Шурочка от нечего делать разглядывала охранника и вдруг увидела, что Сьенфуэгос не просто красив, а замысловато. Даже трудно было понять, что в нем красивого. И только после тщательного анализа Шурочка сообразила – четыре кобуры! Красная, белая, зеленая – под цвет национального флага, на поясе. И серебряная – под цвет мышки, под мышкой.
– Четыре пистолета? – спросила Шурочка. – Не много?

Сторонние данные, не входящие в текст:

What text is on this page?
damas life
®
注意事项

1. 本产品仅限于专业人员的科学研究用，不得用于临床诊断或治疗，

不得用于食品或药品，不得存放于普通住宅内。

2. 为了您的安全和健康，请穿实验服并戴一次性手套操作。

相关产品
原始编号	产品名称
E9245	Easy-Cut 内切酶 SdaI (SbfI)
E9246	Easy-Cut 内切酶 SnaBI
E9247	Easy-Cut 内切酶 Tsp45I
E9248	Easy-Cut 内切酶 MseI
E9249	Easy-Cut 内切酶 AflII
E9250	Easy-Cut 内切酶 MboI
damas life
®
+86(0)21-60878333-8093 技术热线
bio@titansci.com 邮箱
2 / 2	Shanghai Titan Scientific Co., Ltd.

– Ай, мамасита, – засмущался Сьенфуэгос. – Пистолет один – в красной кобуре. В белой – бинты на случай ранения. В зеленой – завтрак на случай завтрака. А в серебряной, мамасита, – ключ от города! – с гордостью закончил он краткий кобурный обзор. – Хотите, покажу!
Расстегнув подмышечную кобуру, Сьенфуэгос внезапно почернел, будто серебро, не чищенное лет двадцать. Огни его гасли кварталами, как в городе на рассвете.
– Ключ, – вымолвил он, хватаясь за сердце и красную кобуру с ясным намерением застрелиться. – Робарон![53]
Тяжело поднялся со стула Сьенфуэгос и побрел, продолжая угасать, в кабинет алькальда.
– Ключ! – донеслось из-за прикрываемой двери.
Секретарши замерли, как природа перед грозой.
– Когда же нас примут? – спохватилась Шурочка. – По очень важному для города делу!
Пати-Лети виновато улыбнулась:
– Аль рато вас вряд ли примут. Маньяна!
– И маньяна вряд ли! У города не может быть более важного дела, чем розыск похищенного ключа, – назидательно сказала Пипита.
Шурочка вдруг заинтересовалась:
– Какой он из себя, этот ключ?
– Такой, – задумалась Пати-Лети, – которым закрывают.
– Которым открывают очень большое! – нетерпеливо подсказала Пипита.
– А я знаю, где ключ! А я знаю! – запрыгала Шурочка по приемной. – Но скажу, разумеется, только алькальду.
Секретарши переглянулись и впервые обнаружили единодушие.
– Проходите!
– И не хлопайте дверью, – добавила от себя лично Пипита.
Когда они вошли в кабинет, новый алькальд чихвостил охранника Сьенфуэгоса, превратившегося в какую-то черную дыру, без намека на малейший огонек.
– Чинга ту мадре! Профукал, пендехо, ключ! Дрых на посту, мальнасидо?![54]
– Никак нет! – отвечал Сьенфуэгос, тоскливо глядя в потолок. – Клянусь девственницей Гвадалупой!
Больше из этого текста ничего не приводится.